Rapid and Accurate Diagnosis of Acute Pyogenic Meningitis Due to Streptococcus Pneumoniae, Haemophilus influenzae Type b and Neisseria meningitidis Using A Multiplex PCR Assay FC01-FC04
Dr. Sujatha Sistla,
Professor and Head, Department of Microbiology, JIPMER, Gorimedu, Dhanvantri Nagar-605006, Puducherry, India.
Introduction: Acute bacterial meningitis is one of the major causes of morbidity and mortality in children and geriatric population, especially in developing countries. Methods of identification are standard culture and other phenotypic tests in many resource poor settings.
Aim: To use molecular methods for the improvement of aetiological diagnosis of acute pyogenic meningitis in patients.
Materials and Methods: CSF samples of 125 patients were included for the study. Gram staining and culture were performed according to standard procedures. Antigen was detected using commercial latex agglutination test kit. Multiplex PCR was performed using previously published primers and protocols. Fischerís exact test was used for finding association between presence of the disease and clinical/biochemical parameters, considering two tailed p<0.05 as statistically significant. Sensitivity, specificity, positive and negative predictive values were calculated using Graphpad QuicCalc software.

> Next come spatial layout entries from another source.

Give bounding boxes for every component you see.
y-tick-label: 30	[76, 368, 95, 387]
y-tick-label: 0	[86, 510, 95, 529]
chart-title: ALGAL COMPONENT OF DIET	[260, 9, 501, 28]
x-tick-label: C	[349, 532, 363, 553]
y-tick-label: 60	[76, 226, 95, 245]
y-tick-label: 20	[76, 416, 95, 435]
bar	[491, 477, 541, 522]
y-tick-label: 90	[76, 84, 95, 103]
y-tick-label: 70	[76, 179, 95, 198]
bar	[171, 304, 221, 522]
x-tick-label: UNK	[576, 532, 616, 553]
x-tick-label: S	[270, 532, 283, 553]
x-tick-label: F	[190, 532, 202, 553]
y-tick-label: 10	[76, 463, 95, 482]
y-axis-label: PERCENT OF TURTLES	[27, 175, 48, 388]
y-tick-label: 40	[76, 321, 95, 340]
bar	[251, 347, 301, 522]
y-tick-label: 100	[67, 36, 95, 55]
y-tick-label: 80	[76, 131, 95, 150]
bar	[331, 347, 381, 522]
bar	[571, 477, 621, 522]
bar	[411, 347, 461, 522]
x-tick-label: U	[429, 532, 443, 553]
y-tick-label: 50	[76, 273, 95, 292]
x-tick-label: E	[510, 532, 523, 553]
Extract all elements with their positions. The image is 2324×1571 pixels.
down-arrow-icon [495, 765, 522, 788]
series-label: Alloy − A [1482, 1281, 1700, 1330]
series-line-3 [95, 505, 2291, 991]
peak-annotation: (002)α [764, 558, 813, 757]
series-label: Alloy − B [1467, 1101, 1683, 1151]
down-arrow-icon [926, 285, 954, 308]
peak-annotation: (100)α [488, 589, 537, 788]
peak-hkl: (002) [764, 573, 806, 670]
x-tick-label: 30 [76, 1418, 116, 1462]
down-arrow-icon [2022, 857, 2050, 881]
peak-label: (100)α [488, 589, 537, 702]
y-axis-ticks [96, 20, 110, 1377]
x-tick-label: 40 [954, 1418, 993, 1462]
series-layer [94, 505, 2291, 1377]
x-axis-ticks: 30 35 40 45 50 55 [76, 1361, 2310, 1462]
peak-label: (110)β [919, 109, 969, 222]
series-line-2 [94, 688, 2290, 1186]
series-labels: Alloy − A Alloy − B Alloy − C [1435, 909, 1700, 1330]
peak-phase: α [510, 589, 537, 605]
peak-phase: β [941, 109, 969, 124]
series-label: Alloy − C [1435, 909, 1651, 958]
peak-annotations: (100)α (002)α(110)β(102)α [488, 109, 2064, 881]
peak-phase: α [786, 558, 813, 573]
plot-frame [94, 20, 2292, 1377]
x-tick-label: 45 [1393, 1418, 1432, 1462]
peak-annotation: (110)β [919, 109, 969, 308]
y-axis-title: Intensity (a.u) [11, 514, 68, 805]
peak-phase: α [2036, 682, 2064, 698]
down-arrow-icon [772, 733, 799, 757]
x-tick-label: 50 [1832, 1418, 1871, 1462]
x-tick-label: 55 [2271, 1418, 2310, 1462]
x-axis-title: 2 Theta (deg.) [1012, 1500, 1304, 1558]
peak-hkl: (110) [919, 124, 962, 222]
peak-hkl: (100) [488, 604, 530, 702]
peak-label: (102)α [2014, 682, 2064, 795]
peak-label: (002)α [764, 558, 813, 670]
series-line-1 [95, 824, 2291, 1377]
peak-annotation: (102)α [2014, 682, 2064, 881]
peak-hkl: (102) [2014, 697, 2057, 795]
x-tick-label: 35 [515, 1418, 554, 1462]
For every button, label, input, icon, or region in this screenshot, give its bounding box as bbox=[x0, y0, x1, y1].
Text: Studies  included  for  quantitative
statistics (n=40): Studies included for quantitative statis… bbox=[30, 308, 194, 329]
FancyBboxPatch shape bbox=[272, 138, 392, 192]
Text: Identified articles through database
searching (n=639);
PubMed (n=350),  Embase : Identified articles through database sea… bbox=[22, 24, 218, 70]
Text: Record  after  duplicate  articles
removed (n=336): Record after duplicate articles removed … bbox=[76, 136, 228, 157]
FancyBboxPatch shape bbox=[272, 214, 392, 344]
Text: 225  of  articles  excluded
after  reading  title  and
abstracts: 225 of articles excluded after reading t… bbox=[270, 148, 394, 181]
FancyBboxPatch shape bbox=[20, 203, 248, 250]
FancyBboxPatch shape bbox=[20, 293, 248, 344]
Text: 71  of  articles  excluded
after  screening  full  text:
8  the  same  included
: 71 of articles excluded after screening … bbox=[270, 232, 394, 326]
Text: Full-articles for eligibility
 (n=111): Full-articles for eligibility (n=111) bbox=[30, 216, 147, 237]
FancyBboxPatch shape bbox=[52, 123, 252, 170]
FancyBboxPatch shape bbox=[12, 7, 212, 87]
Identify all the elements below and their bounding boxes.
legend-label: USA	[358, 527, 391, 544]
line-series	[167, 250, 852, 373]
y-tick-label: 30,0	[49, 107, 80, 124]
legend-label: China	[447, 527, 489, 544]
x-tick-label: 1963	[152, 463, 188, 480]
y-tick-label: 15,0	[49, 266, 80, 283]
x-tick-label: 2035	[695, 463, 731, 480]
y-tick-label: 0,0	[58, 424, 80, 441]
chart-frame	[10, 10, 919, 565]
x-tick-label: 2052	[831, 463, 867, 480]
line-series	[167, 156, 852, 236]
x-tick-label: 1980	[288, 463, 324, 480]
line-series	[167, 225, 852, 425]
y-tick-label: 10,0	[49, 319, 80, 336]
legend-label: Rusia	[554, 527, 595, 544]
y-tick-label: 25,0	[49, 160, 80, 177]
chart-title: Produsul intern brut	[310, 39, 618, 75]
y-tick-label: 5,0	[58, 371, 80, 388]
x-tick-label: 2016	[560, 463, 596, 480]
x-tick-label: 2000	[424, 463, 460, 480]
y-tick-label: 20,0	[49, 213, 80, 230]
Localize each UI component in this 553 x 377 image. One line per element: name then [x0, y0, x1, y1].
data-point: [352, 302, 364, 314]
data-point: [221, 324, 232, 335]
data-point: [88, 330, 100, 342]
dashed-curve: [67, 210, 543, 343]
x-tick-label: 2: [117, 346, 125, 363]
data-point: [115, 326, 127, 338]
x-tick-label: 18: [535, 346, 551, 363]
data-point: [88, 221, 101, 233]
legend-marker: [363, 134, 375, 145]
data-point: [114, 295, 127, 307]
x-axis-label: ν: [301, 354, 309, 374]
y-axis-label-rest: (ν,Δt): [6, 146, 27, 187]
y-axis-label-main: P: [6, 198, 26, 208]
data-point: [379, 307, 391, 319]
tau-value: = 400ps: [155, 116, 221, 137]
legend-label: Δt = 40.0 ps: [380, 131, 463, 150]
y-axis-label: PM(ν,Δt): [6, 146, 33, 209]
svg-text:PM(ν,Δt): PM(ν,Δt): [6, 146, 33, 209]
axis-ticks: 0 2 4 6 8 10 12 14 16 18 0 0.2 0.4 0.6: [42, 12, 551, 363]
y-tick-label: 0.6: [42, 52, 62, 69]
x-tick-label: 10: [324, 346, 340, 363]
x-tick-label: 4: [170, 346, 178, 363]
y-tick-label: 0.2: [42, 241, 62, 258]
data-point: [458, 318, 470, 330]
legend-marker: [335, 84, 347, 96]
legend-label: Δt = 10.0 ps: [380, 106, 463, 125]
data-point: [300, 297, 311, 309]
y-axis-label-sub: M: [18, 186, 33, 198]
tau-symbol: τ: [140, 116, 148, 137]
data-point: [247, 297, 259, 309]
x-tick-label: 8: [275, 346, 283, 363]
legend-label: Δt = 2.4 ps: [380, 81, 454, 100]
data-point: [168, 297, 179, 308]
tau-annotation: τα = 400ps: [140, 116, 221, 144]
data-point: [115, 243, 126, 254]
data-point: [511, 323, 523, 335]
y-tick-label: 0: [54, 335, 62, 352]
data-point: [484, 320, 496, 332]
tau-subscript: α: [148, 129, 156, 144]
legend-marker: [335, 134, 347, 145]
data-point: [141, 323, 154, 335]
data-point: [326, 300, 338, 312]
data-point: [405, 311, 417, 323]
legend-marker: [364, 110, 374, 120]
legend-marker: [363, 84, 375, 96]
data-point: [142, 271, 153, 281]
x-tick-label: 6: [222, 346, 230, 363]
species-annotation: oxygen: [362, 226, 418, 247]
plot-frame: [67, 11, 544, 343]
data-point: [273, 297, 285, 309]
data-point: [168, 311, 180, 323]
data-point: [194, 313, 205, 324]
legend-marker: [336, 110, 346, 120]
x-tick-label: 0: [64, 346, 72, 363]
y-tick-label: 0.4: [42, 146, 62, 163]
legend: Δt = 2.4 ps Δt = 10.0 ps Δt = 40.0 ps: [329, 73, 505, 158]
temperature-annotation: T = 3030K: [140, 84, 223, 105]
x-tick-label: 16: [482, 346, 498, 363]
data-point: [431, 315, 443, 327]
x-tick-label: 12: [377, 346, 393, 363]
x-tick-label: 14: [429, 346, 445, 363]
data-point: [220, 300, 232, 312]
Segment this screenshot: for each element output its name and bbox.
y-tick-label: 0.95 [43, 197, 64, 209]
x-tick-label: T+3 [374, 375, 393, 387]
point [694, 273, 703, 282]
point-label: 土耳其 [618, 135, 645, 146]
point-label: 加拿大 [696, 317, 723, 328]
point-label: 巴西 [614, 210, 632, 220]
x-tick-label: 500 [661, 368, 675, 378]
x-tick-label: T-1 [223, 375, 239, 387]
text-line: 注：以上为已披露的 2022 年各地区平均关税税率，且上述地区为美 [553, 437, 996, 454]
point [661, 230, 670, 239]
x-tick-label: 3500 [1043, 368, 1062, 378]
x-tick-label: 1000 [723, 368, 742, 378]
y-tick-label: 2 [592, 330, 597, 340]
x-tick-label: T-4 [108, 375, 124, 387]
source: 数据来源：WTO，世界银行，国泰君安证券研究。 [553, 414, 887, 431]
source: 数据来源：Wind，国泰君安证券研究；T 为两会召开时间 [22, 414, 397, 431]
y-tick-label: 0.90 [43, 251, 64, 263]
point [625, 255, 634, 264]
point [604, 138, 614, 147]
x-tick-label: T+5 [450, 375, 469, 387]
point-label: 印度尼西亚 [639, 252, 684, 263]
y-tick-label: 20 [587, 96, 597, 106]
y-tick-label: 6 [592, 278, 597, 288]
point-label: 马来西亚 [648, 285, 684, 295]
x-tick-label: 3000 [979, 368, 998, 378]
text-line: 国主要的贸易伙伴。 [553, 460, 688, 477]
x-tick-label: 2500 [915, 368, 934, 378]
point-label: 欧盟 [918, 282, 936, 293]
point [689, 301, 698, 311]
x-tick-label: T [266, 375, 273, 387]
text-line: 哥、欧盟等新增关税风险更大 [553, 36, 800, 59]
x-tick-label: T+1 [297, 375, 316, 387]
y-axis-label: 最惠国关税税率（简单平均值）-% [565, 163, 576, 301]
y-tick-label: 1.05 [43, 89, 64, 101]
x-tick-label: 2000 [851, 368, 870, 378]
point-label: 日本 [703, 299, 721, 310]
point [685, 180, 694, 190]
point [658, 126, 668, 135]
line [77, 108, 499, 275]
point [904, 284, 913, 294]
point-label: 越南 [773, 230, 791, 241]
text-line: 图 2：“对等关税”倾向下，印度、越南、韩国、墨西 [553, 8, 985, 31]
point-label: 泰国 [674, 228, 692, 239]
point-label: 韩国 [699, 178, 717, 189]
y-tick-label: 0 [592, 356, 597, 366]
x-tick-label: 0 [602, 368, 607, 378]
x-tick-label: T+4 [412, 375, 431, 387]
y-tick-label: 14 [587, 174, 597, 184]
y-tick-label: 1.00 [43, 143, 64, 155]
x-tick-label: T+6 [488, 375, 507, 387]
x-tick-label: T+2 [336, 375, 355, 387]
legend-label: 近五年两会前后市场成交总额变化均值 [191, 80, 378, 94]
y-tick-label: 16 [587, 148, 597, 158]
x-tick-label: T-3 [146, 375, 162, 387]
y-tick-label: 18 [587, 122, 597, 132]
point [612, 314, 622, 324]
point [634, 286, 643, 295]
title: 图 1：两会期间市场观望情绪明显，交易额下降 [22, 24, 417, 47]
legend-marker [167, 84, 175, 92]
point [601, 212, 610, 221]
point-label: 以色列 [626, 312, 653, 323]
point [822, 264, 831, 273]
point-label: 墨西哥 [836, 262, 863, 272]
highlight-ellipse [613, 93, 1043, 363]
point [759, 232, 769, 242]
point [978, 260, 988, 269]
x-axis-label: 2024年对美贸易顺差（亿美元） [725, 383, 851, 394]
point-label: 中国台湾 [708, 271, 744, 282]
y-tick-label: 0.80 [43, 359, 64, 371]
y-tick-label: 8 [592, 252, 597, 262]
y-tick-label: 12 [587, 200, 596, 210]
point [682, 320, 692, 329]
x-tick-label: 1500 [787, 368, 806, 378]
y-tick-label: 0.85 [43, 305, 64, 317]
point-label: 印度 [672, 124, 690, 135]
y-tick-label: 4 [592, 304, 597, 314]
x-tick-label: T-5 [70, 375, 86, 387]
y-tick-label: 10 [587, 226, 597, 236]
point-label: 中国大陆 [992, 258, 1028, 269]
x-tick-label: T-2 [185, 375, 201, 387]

Results: A total of 39 cases (31.2%) were confirmed to be of acute pyogenic meningitis based on biochemical methods. Only 10/39 was positive for the three organisms tested. Multiplex PCR was able to detect one additional isolate each of Streptococcus pneumoniae and Haemophilus influenzae type b. When compared with multiplex PCR as the gold standard, culture and latex agglutination tests had same sensitivity (80%), specificity (100%), PPV (100%) and NPV (97.8%), whereas Gram stain had poor sensitivity (40%) and good specificity (95.6%). Detection rates were higher in multiplex PCR for the two organisms Streptococcus pneumoniae and Haemophilus influenzae type b.
Conclusion: Multiplex PCR was more sensitive than culture or antigen detection, and employing this assay can significantly increase the speed and accuracy of identification of the pathogen.